Thomas H. Cook is the author of 25 novels and three works of non-fiction. He has been nominated for the Edgar Allan Poe Award numerous times in numerous categories. His novel, THE CHATHAM SCHOOL AFFAIR won the Edgar for Best Novel in 1996. He is also the recipient of the Barry Award for Best Novel for RED LEAVES. He has twice won the Martin Beck Award of the Swedish Academy of Detection, the only author ever to have done so. His works have also been nominated for the Anthony, the Macavity, the Hammett Prize, the Silver Dagger of the British Association of Crime Writers, and the Grand Prix Litterature Policiere in France.
Publishing Now Versus Thirty Years Agoby Thomas H. Cook
I have lately been pondering the difference between publishing now and thirty years ago, when I published my first novel. I was published in hard back for the first time by Houghton Mifflin. The book was called THE ORCHIDS, and it was a small, literary novel. Even so, the head of the company, Austin Olney, a true Bostonian, took me to lunch. "We don't publish books," he said. "We publish authors."
By this statement I was to understand that as long as I wrote well, I would be published by Houghton Mifflin, that as a company, Houghton Mifflin believed in and stood by the few authors it selected.

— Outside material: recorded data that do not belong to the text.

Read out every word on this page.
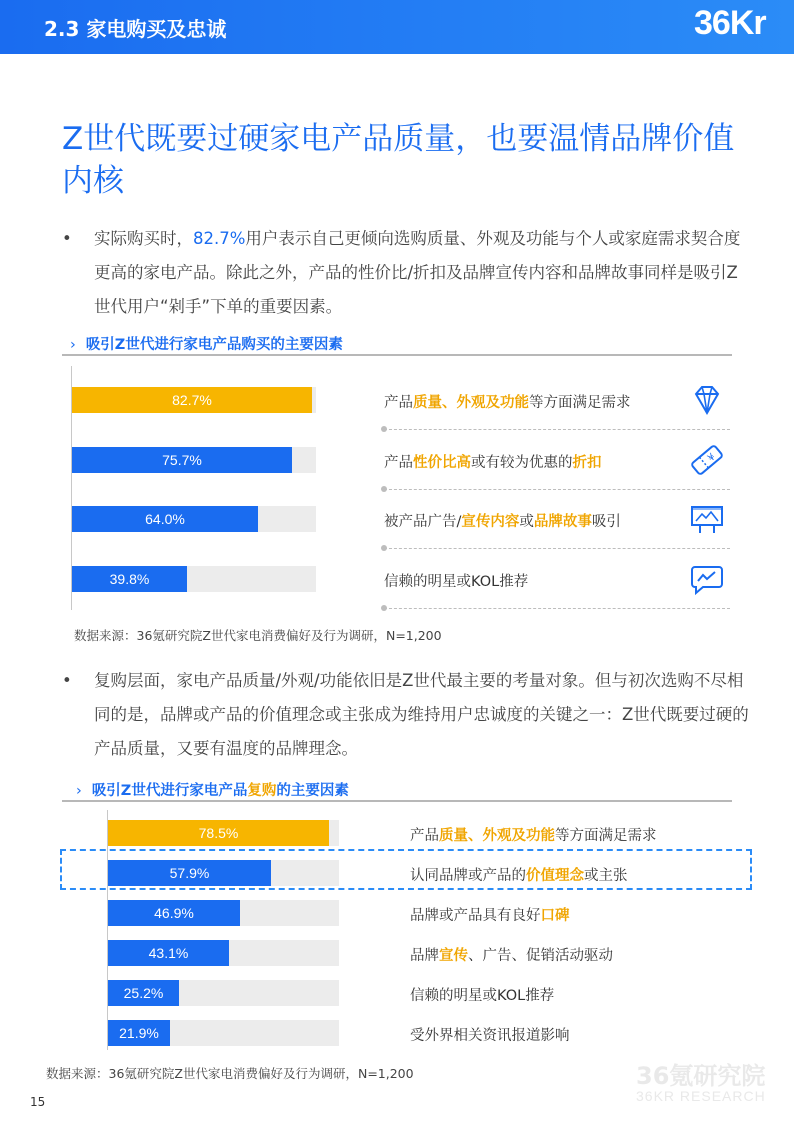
2.3 家电购买及忠诚	36Kr
Z世代既要过硬家电产品质量，也要温情品牌价值内核
• 实际购买时，82.7%用户表示自己更倾向选购质量、外观及功能与个人或家庭需求契合度更高的家电产品。除此之外，产品的性价比/折扣及品牌宣传内容和品牌故事同样是吸引Z世代用户“剁手”下单的重要因素。
› 吸引Z世代进行家电产品购买的主要因素
82.7%	产品质量、外观及功能等方面满足需求
75.7%	产品性价比高或有较为优惠的折扣	¥
64.0%	被产品广告/宣传内容或品牌故事吸引
39.8%	信赖的明星或KOL推荐
数据来源：36氪研究院Z世代家电消费偏好及行为调研，N=1,200
• 复购层面，家电产品质量/外观/功能依旧是Z世代最主要的考量对象。但与初次选购不尽相同的是，品牌或产品的价值理念或主张成为维持用户忠诚度的关键之一：Z世代既要过硬的产品质量，又要有温度的品牌理念。
› 吸引Z世代进行家电产品复购的主要因素
78.5%	产品质量、外观及功能等方面满足需求
57.9%	认同品牌或产品的价值理念或主张
46.9%	品牌或产品具有良好口碑
43.1%	品牌宣传、广告、促销活动驱动
25.2%	信赖的明星或KOL推荐
21.9%	受外界相关资讯报道影响
数据来源：36氪研究院Z世代家电消费偏好及行为调研，N=1,200	36氪研究院
36KR RESEARCH
15
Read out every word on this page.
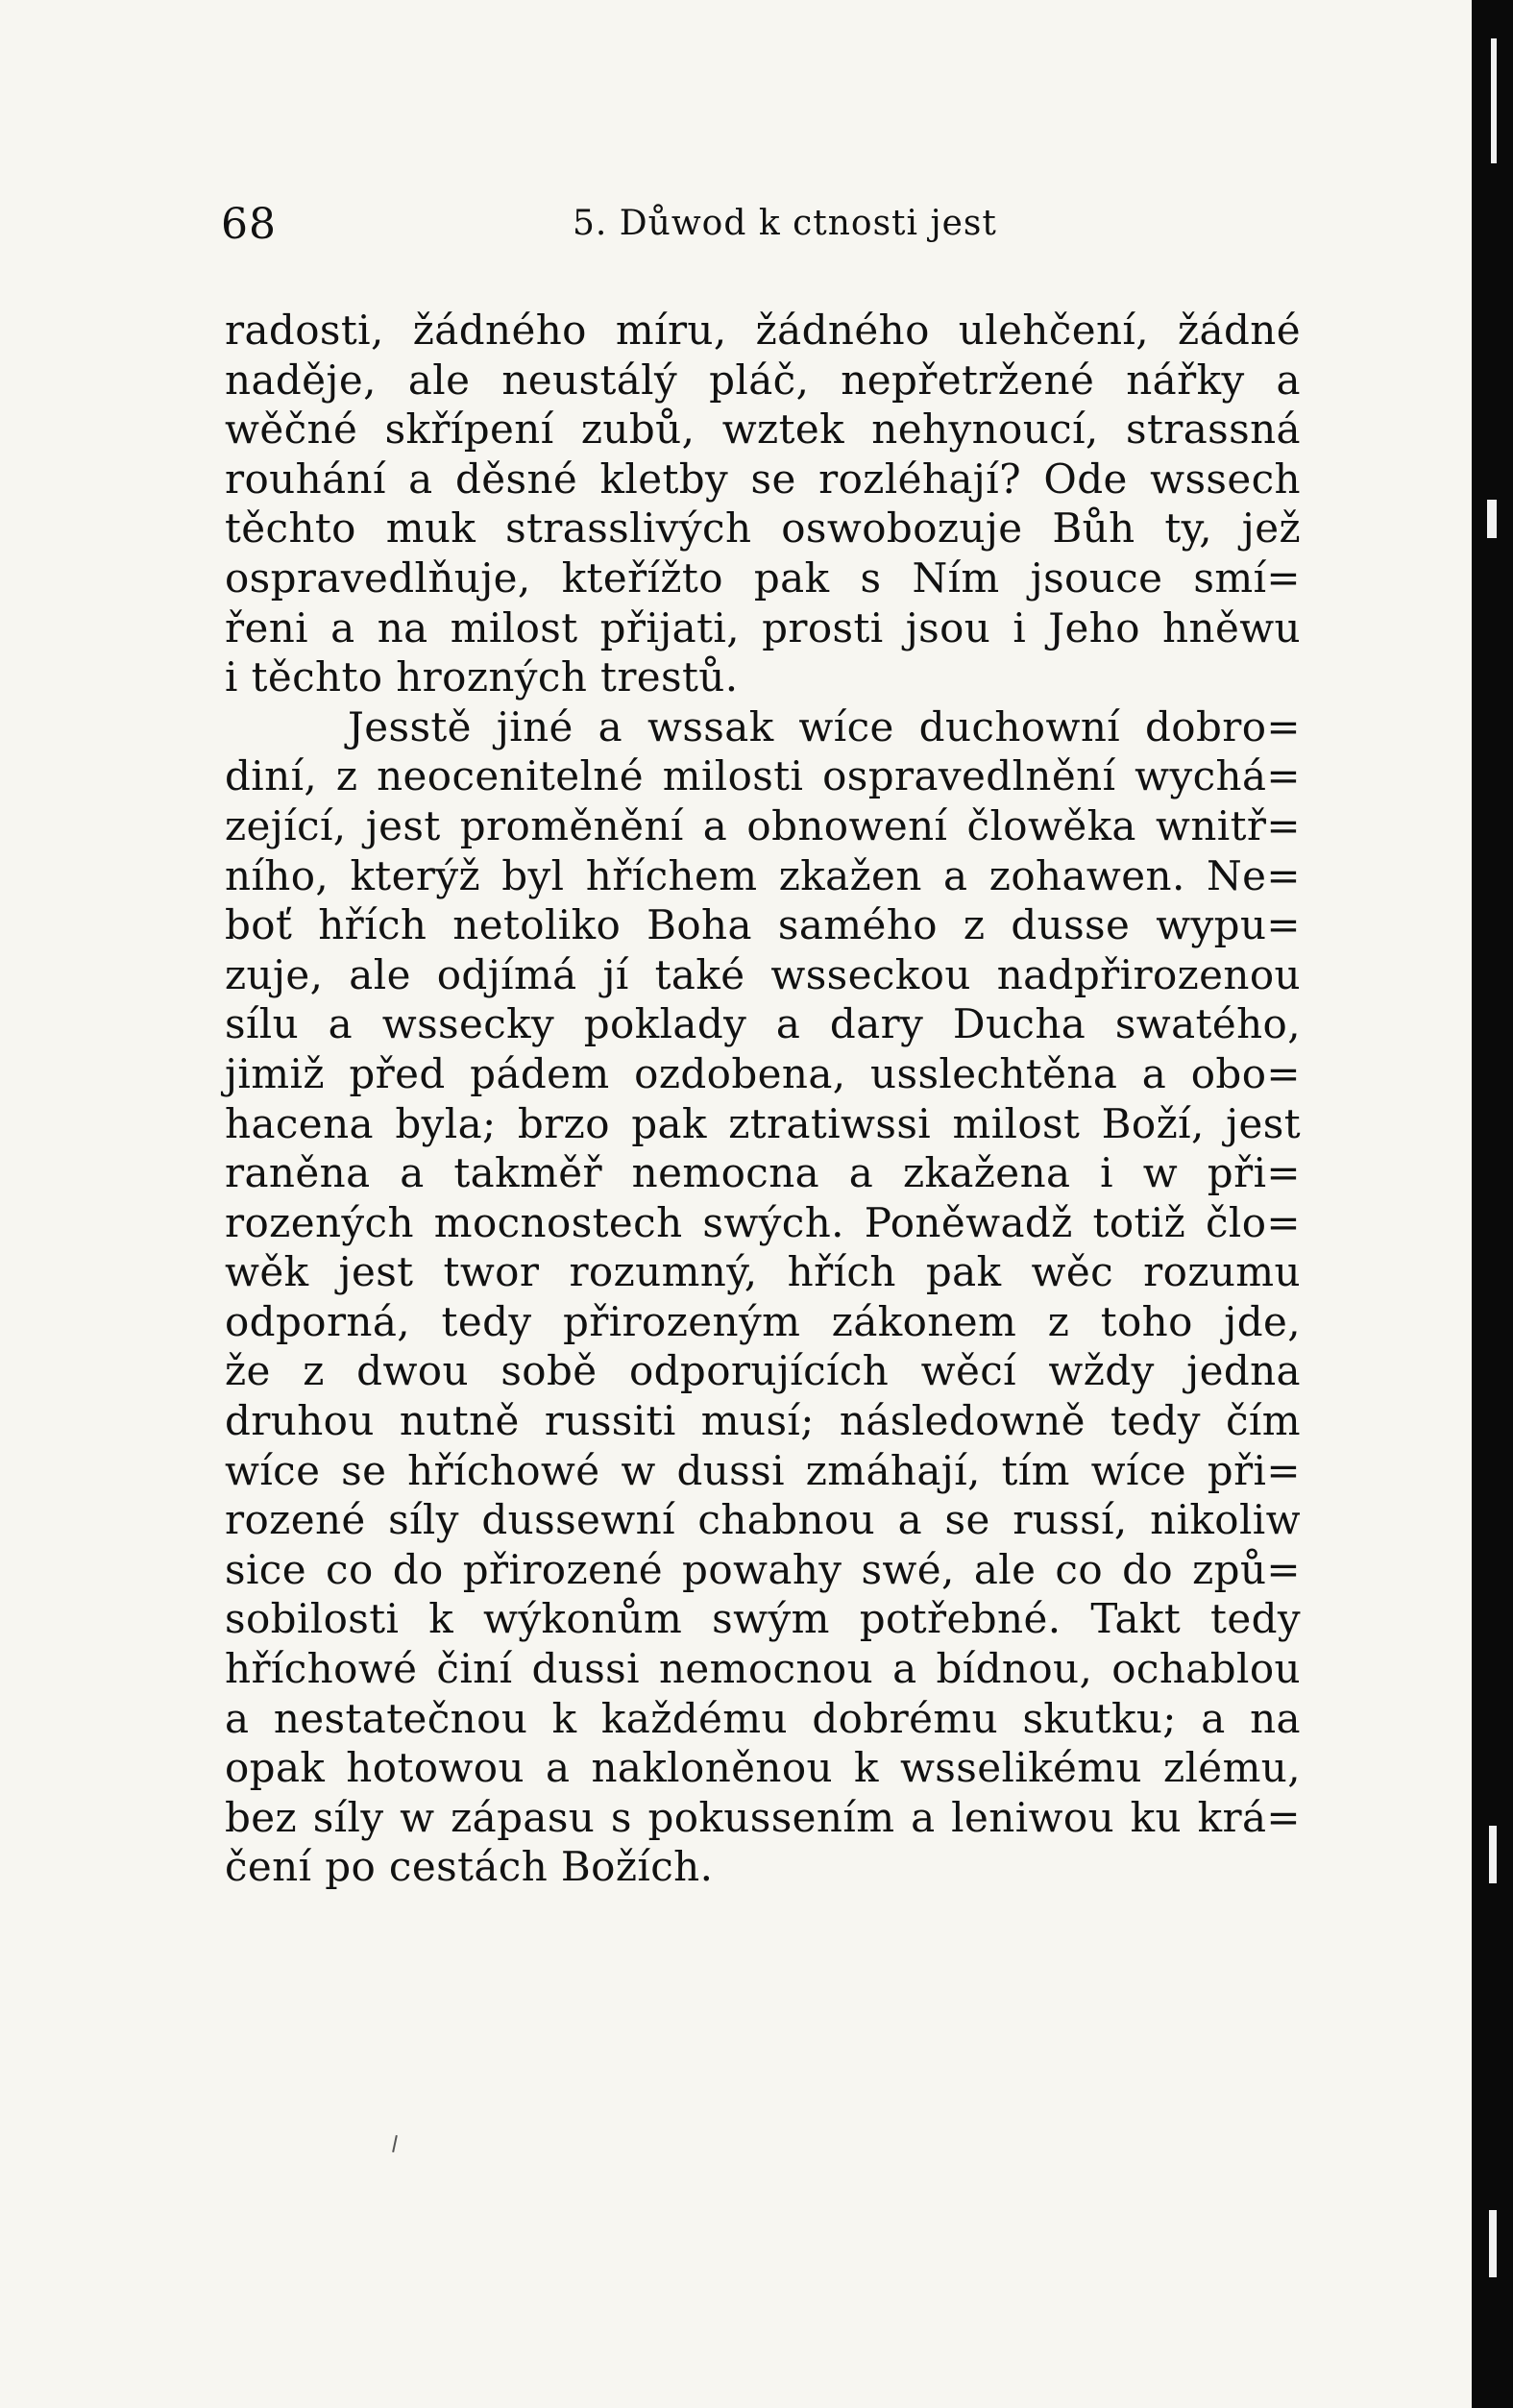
68	5. Důwod k ctnosti jest
radosti, žádného míru, žádného ulehčení, žádné
naděje, ale neustálý pláč, nepřetržené nářky a
wěčné skřípení zubů, wztek nehynoucí, strassná
rouhání a děsné kletby se rozléhají? Ode wssech
těchto muk strasslivých oswobozuje Bůh ty, jež
ospravedlňuje, kteřížto pak s Ním jsouce smí=
řeni a na milost přijati, prosti jsou i Jeho hněwu
i těchto hrozných trestů.
Jesstě jiné a wssak wíce duchowní dobro=
diní, z neocenitelné milosti ospravedlnění wychá=
zející, jest proměnění a obnowení člowěka wnitř=
ního, kterýž byl hříchem zkažen a zohawen. Ne=
boť hřích netoliko Boha samého z dusse wypu=
zuje, ale odjímá jí také wsseckou nadpřirozenou
sílu a wssecky poklady a dary Ducha swatého,
jimiž před pádem ozdobena, usslechtěna a obo=
hacena byla; brzo pak ztratiwssi milost Boží, jest
raněna a takměř nemocna a zkažena i w při=
rozených mocnostech swých. Poněwadž totiž člo=
wěk jest twor rozumný, hřích pak wěc rozumu
odporná, tedy přirozeným zákonem z toho jde,
že z dwou sobě odporujících wěcí wždy jedna
druhou nutně russiti musí; následowně tedy čím
wíce se hříchowé w dussi zmáhají, tím wíce při=
rozené síly dussewní chabnou a se russí, nikoliw
sice co do přirozené powahy swé, ale co do způ=
sobilosti k wýkonům swým potřebné. Takt tedy
hříchowé činí dussi nemocnou a bídnou, ochablou
a nestatečnou k každému dobrému skutku; a na
opak hotowou a nakloněnou k wsselikému zlému,
bez síly w zápasu s pokussením a leniwou ku krá=
čení po cestách Božích.
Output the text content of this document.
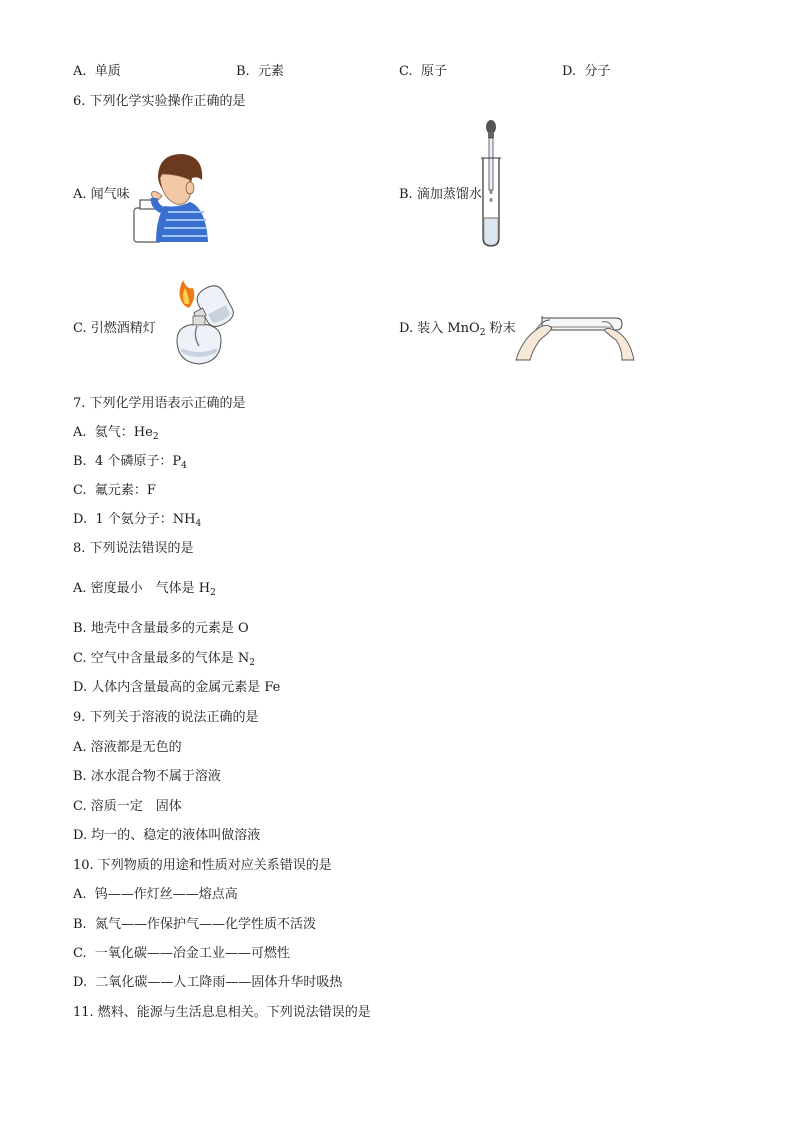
A. 单质	B. 元素	C. 原子	D. 分子
6. 下列化学实验操作正确的是
A. 闻气味	B. 滴加蒸馏水
C. 引燃酒精灯	D. 装入 MnO$_2$ 粉末
7. 下列化学用语表示正确的是
A. 氦气：$He_2$
B. 4 个磷原子：$P_4$
C. 氟元素：F
D. 1 个氨分子：$NH_4$
8. 下列说法错误的是
A. 密度最小　气体是 $H_2$
B. 地壳中含量最多的元素是 O
C. 空气中含量最多的气体是 $N_2$
D. 人体内含量最高的金属元素是 Fe
9. 下列关于溶液的说法正确的是
A. 溶液都是无色的
B. 冰水混合物不属于溶液
C. 溶质一定　固体
D. 均一的、稳定的液体叫做溶液
10. 下列物质的用途和性质对应关系错误的是
A. 钨——作灯丝——熔点高
B. 氮气——作保护气——化学性质不活泼
C. 一氧化碳——冶金工业——可燃性
D. 二氧化碳——人工降雨——固体升华时吸热
11. 燃料、能源与生活息息相关。下列说法错误的是
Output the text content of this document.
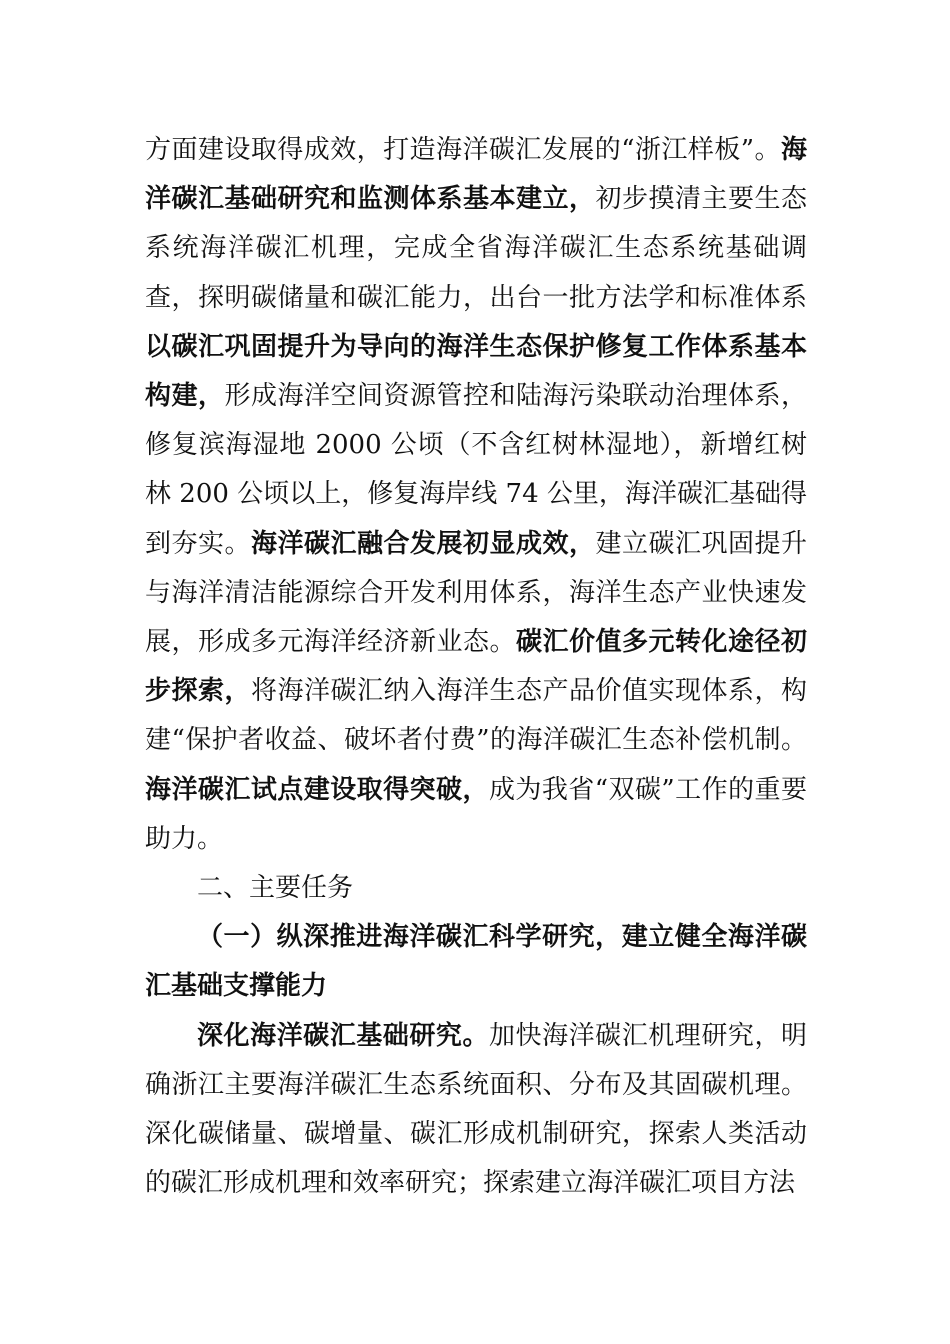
方面建设取得成效，打造海洋碳汇发展的“浙江样板”。海洋碳汇基础研究和监测体系基本建立，初步摸清主要生态系统海洋碳汇机理，完成全省海洋碳汇生态系统基础调查，探明碳储量和碳汇能力，出台一批方法学和标准体系以碳汇巩固提升为导向的海洋生态保护修复工作体系基本构建，形成海洋空间资源管控和陆海污染联动治理体系，修复滨海湿地 2000 公顷（不含红树林湿地），新增红树林 200 公顷以上，修复海岸线 74 公里，海洋碳汇基础得到夯实。海洋碳汇融合发展初显成效，建立碳汇巩固提升与海洋清洁能源综合开发利用体系，海洋生态产业快速发展，形成多元海洋经济新业态。碳汇价值多元转化途径初步探索，将海洋碳汇纳入海洋生态产品价值实现体系，构建“保护者收益、破坏者付费”的海洋碳汇生态补偿机制。海洋碳汇试点建设取得突破，成为我省“双碳”工作的重要助力。

二、主要任务

（一）纵深推进海洋碳汇科学研究，建立健全海洋碳汇基础支撑能力

深化海洋碳汇基础研究。加快海洋碳汇机理研究，明确浙江主要海洋碳汇生态系统面积、分布及其固碳机理。深化碳储量、碳增量、碳汇形成机制研究，探索人类活动的碳汇形成机理和效率研究；探索建立海洋碳汇项目方法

I have no doubt that Mr. Olney meant this, and that other publishers at that time were giving similar assurances to their first novelists. No such assurance could be given today. Now, a new author is given one chance, perhaps two, and if the books fail to meet commercial expectation, the promising novelist will find himself or herself without a publisher. What this means is that the careers of writers who might have gone on to greatness are being snuffed out. Down the road, the inevitable result of this will be the loss of a mature literature. For who but more seasoned writers can address literature's most universal themes? What young writer, for example, can have an inkling about regret, surely one of life's most searing experiences In lieu of a literature whose richness only accumulated experience can provide, are we to have nothing more than a series of flashes in the pan, writers who, for one reason or another, burst upon the scene, find favor for an instant, then vanish, never to be seen again? Conrad was in his forties when he published his first book. Most young writers in America today will be very, very lucky if they're still publishing at all by the time they are in their forties.
My 25th novel, THE QUEST FOR ANNA KLEIN, has just been published. It is not a book I could have written in my twenties for the simple reason that I could not have brought to it the same measure of knowledge and experience. My fear is that those writers now in their twenties - coming as they are into a much changed publishing industry - will not be as lucky as I have been.